Washington reconheceu que o governo de Chávez puniu alguns oficiais de baixa patente, “mas nunca houve investigações ou ações judiciais contra funcionários de alto nível frente a denúncias de corrupção ou abusos”.

Outro país onde Washington constatou perseguição à oposição foi Cuba, onde as detenções de dissidentes duplicaram em 2011, com 800 apenas em dezembro, o número mais alto para um mês em 30 anos.

“A maior parte dos abusos contra os direitos humanos foi de atos oficiais cometidos sob a direção do governo, pelos quais os responsáveis gozaram de impunidade”, ressalta o texto.

O governo continuou organizando multidões para intimidar os grupos de oposição, sobretudo as Damas de Branco, indicou Washington.

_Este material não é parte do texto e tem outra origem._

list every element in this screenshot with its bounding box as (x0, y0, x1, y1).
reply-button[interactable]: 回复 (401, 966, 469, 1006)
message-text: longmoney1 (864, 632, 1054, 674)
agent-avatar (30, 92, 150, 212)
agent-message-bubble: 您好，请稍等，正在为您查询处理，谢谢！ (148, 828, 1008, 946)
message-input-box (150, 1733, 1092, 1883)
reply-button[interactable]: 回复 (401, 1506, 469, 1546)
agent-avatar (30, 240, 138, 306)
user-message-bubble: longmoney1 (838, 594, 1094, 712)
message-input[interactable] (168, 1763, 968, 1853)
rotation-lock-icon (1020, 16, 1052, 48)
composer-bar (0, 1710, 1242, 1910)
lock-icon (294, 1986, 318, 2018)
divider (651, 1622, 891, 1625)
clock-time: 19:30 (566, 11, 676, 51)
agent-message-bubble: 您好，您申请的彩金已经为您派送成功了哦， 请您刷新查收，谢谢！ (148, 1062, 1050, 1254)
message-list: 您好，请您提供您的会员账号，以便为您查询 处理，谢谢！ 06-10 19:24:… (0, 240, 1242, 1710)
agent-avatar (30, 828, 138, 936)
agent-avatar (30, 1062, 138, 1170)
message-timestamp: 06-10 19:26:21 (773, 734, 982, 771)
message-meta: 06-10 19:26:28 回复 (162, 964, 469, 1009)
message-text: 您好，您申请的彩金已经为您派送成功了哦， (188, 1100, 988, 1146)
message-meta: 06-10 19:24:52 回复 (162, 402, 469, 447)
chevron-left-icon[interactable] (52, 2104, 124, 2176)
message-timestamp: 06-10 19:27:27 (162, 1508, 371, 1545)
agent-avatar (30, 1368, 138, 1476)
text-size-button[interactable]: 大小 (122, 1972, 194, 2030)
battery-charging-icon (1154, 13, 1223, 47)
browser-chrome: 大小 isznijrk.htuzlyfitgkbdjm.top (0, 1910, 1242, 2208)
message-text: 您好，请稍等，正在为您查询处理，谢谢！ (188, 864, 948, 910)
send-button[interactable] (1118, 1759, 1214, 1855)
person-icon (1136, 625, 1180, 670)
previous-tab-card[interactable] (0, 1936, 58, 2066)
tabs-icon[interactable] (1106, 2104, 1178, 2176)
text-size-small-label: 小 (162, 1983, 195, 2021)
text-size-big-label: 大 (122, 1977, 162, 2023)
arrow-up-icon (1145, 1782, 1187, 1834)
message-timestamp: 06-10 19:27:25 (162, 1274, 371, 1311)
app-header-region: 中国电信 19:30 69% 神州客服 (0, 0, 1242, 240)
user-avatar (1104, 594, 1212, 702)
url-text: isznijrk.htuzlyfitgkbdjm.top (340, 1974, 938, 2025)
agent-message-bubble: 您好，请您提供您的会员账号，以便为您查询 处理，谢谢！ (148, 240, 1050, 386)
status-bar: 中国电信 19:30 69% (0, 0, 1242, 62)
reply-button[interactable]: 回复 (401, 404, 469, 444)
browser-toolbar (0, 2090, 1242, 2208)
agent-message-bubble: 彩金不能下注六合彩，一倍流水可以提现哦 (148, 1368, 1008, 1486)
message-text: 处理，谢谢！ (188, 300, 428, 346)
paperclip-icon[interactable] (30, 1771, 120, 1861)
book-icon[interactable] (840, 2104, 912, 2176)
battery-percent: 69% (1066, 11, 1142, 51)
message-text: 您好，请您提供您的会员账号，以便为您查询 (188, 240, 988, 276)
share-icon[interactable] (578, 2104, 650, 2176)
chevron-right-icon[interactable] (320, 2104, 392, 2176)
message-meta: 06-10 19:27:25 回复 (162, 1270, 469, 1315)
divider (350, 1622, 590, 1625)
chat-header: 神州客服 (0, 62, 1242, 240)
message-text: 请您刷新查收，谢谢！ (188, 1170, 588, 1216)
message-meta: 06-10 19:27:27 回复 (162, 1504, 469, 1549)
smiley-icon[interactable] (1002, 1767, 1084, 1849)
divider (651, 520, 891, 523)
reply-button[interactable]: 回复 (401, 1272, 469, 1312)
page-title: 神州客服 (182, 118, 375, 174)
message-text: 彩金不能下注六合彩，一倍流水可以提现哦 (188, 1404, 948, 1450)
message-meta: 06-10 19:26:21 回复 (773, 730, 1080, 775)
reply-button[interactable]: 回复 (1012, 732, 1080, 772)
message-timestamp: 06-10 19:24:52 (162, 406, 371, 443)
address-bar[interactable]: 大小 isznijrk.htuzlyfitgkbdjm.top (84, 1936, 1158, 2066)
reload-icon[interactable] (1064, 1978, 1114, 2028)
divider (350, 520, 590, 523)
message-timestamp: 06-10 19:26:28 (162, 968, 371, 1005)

No México, embora as piores violações aos direitos humanos em 2011 tenham sido cometidas pelas organizações criminosas, as forças de segurança também protagonizaram assassinatos e desaparecimentos, segundo o relatório.

“Supostamente as forças de segurança realizaram assassinatos injustificados, ou desaparecimentos forçados, tortura e abusos físicos”, explicou.

O México registrou mais de 50 mil mortes violentas em pouco mais de cinco anos de luta contra o crime organizado, reconhece o próprio governo, que mobilizou o Exército em todo o país.

Um caso positivo é o da Colômbia, onde, apesar dos enormes desafios e do legado de décadas de violência, “o governo de (Juan Manuel) Santos deu uma série de passos que, em nosso entendimento, estão na direção correta”, disse em uma coletiva de imprensa o subsecretário de Estado para Direitos Humanos, Michael Posner.